After the courts work through all of the procedural mumbo jumbo and the First, Second, and Tenth Amendment arguments, they will probably conclude either that the State Department had the authority to settle the lawsuit and to allow the Defense Distributed digital blueprints to be re-posted, and that there is no legal and Constitutional basis to restrict the dissemination of these 3D printable weapons blueprints, or the 3D printing of this weapon or components.
Presidential Tweet and Possible New Federal Laws
On July 31, President Trump tweeted that allowing the distribution to resume “doesn’t seem to make much sense,” suggesting that he might instruct the State Department to reverse the settlement. However, the President can’t make ITAR apply if it does not.
U.S. Senators Edward Markey (D-Mass) and Richard Blumenthal (D-Conn) submitted a bill to block the online dissemination of 3D printable digital blueprints. If enacted, this legislation will probably be tested under the First and Second Amendments, but would be inherently unenforceable for the reasons I discuss.
Senator Chuck Schumer (D-NY) said “3D printers are a miraculous technology that has the potential to revolutionize manufacturing, but we need to make sure they are not being used to make deadly, undetectable weapons.” Senator Schumer is correct: 3D printers are revolutionizing manufacturing and creating jobs. But he is wrong (as are Senators Markey and Blumenthal) that it is possible to prevent 3D printers from making guns, although it could me made illegal to do so (the Constitutionality of such a law would be a separate question). He was also wrong when he said that “This online site shows you, how at your home, with a simple 3D printer, you can make a plastic AR-15, an AR-10, a very dangerous semi-automatic assault-style weapons out of plastic in your own basement.” Only an AR-15 lower receiver can be 3D printed in plastic, with a home printer.
Any efforts by the States or the federal government to prevent Defense Distributed’s digital blueprints from being further disseminated are probably not good uses of resources because the designs are easily duplicated, are available from other sources, and are less sophisticated than other 3D printed weapons, components, and accessories, and their digital blueprints, which are available on the Internet. It is also impossible to prevent a 3D printer from printing a weapon. As attorney Kelsey Wilbanks recently wrote “obtaining the digital instructions to print and assemble an undetectable and untraceable 3D printed gun will probably soon be as simple as ordering and assembling home furniture.” In other words, the cat can’t be put back in the bag.

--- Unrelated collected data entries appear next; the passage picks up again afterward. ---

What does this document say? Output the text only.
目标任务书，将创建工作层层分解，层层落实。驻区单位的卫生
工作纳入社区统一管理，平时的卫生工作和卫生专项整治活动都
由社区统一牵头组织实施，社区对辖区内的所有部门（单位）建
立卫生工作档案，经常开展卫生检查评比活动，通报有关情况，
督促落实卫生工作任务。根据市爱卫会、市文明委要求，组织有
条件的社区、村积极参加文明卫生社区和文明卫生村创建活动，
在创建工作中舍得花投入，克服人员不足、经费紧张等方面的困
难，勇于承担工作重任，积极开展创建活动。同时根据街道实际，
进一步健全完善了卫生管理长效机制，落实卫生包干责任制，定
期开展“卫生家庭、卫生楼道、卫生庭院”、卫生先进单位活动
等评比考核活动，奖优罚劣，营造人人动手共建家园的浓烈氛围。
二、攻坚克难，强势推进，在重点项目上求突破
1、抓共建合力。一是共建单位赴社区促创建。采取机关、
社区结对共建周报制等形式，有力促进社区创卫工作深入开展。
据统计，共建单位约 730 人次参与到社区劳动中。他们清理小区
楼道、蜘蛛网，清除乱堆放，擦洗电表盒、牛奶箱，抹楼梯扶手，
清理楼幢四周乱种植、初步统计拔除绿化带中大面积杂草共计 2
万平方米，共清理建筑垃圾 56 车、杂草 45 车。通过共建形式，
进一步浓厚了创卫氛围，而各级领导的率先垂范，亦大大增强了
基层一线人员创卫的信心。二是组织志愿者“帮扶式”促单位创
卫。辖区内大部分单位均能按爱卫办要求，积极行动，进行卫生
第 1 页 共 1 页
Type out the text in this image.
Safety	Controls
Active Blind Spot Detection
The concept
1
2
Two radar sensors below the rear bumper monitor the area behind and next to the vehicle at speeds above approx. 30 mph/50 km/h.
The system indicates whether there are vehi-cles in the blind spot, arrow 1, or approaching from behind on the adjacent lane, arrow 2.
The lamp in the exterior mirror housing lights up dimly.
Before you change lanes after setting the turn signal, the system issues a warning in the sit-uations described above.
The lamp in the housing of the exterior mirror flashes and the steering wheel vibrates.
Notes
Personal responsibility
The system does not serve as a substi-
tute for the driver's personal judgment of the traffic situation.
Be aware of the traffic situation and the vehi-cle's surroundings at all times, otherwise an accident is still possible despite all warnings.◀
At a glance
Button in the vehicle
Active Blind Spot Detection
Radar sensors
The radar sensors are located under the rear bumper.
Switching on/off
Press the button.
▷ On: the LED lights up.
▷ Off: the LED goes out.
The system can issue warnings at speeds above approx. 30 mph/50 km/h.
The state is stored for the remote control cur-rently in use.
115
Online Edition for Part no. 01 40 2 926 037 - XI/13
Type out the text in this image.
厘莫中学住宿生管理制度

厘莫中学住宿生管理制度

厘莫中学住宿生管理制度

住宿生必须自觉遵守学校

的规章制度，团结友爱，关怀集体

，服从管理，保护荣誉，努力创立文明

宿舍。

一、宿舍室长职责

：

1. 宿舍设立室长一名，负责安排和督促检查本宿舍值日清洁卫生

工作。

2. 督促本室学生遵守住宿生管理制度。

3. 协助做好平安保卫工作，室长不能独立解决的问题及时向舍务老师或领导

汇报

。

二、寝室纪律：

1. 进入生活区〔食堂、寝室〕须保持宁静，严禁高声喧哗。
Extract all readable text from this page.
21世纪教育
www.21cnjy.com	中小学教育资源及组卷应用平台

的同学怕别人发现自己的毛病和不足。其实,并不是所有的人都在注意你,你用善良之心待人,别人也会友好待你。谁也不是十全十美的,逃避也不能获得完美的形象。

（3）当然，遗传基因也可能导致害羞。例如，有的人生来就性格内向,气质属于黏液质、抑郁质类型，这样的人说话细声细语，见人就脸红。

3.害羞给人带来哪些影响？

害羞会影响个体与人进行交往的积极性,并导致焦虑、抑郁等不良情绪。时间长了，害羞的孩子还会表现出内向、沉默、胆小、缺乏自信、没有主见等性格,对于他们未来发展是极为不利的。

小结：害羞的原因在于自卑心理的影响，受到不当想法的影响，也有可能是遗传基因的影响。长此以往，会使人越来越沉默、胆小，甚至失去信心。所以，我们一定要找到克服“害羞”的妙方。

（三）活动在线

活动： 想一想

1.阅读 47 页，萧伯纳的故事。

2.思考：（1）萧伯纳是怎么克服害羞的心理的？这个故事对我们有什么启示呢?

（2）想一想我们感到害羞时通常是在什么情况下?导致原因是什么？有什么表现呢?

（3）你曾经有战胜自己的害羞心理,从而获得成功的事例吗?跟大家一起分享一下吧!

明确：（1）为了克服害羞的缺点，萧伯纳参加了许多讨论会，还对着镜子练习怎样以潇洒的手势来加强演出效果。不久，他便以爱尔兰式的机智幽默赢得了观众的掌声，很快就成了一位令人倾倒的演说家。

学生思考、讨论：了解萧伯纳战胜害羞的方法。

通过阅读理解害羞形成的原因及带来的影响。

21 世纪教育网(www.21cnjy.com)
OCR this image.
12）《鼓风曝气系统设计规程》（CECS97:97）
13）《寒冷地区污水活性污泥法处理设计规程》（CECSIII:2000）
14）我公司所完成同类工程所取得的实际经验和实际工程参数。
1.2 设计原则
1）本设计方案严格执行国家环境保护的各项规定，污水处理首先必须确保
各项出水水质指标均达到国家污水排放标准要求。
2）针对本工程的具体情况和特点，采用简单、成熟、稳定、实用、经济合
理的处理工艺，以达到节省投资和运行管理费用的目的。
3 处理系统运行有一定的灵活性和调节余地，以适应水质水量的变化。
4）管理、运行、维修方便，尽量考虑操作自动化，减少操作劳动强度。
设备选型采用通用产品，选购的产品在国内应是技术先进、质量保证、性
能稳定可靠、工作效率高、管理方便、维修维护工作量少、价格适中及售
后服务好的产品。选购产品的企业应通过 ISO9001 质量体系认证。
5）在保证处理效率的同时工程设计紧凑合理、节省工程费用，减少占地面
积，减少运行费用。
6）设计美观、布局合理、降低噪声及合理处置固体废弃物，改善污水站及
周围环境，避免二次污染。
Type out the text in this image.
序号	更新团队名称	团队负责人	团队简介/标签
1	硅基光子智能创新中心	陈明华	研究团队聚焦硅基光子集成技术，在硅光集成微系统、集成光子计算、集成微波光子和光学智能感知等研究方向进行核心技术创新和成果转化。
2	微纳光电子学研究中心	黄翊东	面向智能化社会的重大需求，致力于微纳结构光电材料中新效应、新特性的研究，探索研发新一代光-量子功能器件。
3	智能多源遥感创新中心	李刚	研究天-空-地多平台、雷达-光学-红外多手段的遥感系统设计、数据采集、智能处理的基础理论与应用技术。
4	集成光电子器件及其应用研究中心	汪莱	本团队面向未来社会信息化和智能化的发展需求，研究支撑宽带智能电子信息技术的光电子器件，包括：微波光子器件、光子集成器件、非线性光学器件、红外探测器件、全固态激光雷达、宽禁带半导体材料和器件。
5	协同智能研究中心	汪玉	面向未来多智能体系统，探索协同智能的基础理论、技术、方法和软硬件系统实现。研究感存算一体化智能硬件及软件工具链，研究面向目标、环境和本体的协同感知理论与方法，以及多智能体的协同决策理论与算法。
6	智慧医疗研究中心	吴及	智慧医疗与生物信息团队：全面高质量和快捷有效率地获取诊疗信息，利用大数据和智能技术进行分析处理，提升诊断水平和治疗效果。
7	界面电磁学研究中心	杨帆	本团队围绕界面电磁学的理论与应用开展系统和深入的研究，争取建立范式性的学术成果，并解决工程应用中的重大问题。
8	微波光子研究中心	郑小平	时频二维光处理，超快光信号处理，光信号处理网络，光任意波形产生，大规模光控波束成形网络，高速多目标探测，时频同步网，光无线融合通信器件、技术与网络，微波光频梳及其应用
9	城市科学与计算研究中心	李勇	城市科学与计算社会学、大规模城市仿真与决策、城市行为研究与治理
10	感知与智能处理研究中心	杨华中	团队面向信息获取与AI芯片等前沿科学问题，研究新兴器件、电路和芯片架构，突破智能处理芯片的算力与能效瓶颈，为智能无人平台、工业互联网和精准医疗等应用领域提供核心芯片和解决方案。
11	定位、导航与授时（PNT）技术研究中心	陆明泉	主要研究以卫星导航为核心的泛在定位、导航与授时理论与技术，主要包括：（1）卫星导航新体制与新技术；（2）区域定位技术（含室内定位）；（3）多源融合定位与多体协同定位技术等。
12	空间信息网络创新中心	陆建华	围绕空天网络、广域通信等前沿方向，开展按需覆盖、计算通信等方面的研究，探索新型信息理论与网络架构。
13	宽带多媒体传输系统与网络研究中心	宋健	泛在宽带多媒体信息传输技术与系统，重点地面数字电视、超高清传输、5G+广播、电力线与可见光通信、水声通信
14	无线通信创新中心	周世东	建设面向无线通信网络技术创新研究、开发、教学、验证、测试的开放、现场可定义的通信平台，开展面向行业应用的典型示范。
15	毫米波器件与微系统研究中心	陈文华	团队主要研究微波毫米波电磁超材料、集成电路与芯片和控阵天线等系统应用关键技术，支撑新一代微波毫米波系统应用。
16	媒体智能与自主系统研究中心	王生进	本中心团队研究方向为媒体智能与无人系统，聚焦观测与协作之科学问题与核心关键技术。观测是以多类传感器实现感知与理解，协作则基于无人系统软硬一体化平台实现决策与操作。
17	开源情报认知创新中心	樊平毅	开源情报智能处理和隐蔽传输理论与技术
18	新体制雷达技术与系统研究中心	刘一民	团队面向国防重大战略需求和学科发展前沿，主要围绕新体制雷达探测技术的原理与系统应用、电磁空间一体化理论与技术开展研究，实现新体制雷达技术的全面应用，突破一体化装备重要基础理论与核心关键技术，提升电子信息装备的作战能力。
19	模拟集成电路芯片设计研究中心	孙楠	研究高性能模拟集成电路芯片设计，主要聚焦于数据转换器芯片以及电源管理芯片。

John Hornick was a partner in the Washington, D.C. office of the Finnegan IP law firm (one of the largest IP firms in the world) for 25 years. John founded Finnegan’s 3D Printing Working Group, frequently speaks and writes on 3D printing, and is recognized as a thought leader in this space. He is the author of the book, 3D Printing Will Rock the World, which won a Silver Award from the Nonfiction Authors Association, has been called a “must-read” offering “rare insight into how 3D printing is redefining what can be designed and manufactured,” and was selected for the U.S. Special Operations Command’s 2017 Reading List (think Delta Force and Navy Seals) in the Disruptive Technology Category https://jsou.libguides.com/readinglists. His articles and videos have been widely published. He was the only IP attorney selected by the U.S. Comptroller General Forum on Additive Manufacturing (which was the basis of a report to Congress). John has served as a juror for the International Additive Manufacturing Award. John also educates the law enforcement community on 3D printing-related risks and benefits. The opinions expressed in this article are solely his own.